Elle sortit, son tableau entre les mains, ses cheveux en équilibre précaire sur la tête, laissant derrière elle un Elias qui n'en revenait toujours pas. Lorsqu'elle eut disparu, il s'avachit sur le sol, la bouche entrouverte et les bras ballants. Il leva des yeux brillants vers Eden. Son sourire ne suffisait pas à exprimer la joie qui l'étreignait. Il avait besoin de dessiner. Il devait se débarrasser de cette joie hors du commun, cette fierté inhabituelle, la satisfaction de devenir quelqu'un. Son rêve d'enfant se réalisait avec un goût de surprise et une odeur de menthe.
Eden s'accroupit devant lui. Il passa une main dans les boucles blondes d'Elias et approcha leurs deux têtes. Il l'embrassa avec douceur. Il l'embrassait toujours avec un mélange d'avidité contenue et de peur discrète de le dévorer tout entier. Ses lèvres se mouvaient avec retenue, sa langue dansait avec calme. Il s'empêchait de laisser libre court à la passion, guidé, sans cesse, par une appréhension qu'il ne contrôlait pas. Elias songea, en goûtant aux lèvres mentholées, que son prochain tableau ressemblerait à ça.

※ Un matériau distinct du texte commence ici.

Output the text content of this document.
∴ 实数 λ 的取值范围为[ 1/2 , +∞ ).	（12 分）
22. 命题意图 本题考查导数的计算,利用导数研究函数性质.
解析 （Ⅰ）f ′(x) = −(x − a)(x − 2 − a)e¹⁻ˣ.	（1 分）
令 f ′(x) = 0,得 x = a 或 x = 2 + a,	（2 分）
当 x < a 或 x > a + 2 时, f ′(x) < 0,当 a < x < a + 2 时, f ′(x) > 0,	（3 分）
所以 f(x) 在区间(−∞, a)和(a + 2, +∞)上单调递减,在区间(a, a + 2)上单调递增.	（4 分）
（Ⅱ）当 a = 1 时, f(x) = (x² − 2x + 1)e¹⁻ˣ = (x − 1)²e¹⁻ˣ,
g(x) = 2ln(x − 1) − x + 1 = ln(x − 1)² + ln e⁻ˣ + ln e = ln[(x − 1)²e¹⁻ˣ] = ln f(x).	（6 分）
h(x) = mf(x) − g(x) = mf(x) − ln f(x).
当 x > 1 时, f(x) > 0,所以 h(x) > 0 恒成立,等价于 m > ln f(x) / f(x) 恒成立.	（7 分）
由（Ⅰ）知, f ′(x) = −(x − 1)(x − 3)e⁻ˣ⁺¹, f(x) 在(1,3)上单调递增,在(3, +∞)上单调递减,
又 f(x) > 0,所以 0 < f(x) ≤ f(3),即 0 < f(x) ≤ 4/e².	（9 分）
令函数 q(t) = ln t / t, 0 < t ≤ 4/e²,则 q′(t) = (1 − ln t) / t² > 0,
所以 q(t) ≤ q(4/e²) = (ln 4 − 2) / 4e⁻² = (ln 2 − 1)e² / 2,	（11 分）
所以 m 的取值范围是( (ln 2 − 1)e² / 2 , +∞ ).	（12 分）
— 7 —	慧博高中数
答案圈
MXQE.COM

Un ange à la peau si pâle qu'elle paraissait translucide, aux nuances multiples à peine discernables et qu'il ne savait nommer. Une peau à l'aspect fragile, comme si elle avait pu se briser au moindre geste.
Des cheveux si sombres qu'ils se fondaient dans la nuit, reflétant la lune et ses compagnes. Sensible voûte étoilée, si ténue qu'on pouvait passer à côté de toute les spécificités de ses constellations si on n'y prêtait pas attention.
Des yeux d'un bleu indescriptible, semblable à celui des abysses. Il y régnait une étrange magie ; les pupilles vides aspiraient ceux qui les admiraient. Profondeurs maritimes infinies. Les prunelles scrutaient le monde, le jaugeaient, l'évaluaient. Elles envoûtaient.
Il dessinerait cet ange aux mille couleurs, pris entre son désir et sa peur. Il peindrait sa muse de toujours au moment où elle était la plus vulnérable, désarmée, perdue dans une étreinte, le cœur ouvert et l'âme criant son effroi.
Eden et Elias reviennent, huit ans après l'épilogue. Elias a ouvert sa galerie d'art, Eden a pris de l'âge. Ils s'aiment, ils s'épanouissent.
Voilà. Eden et Elias sont heureux et ils s'aiment.
Que dire de plus ? A dire vrai, je crois que ce texte se suffit à lui-même. Il s'efforce de retranscrire l'amour d'Elias, parce que ce garçon devenu homme peint pour parvenir à aimer.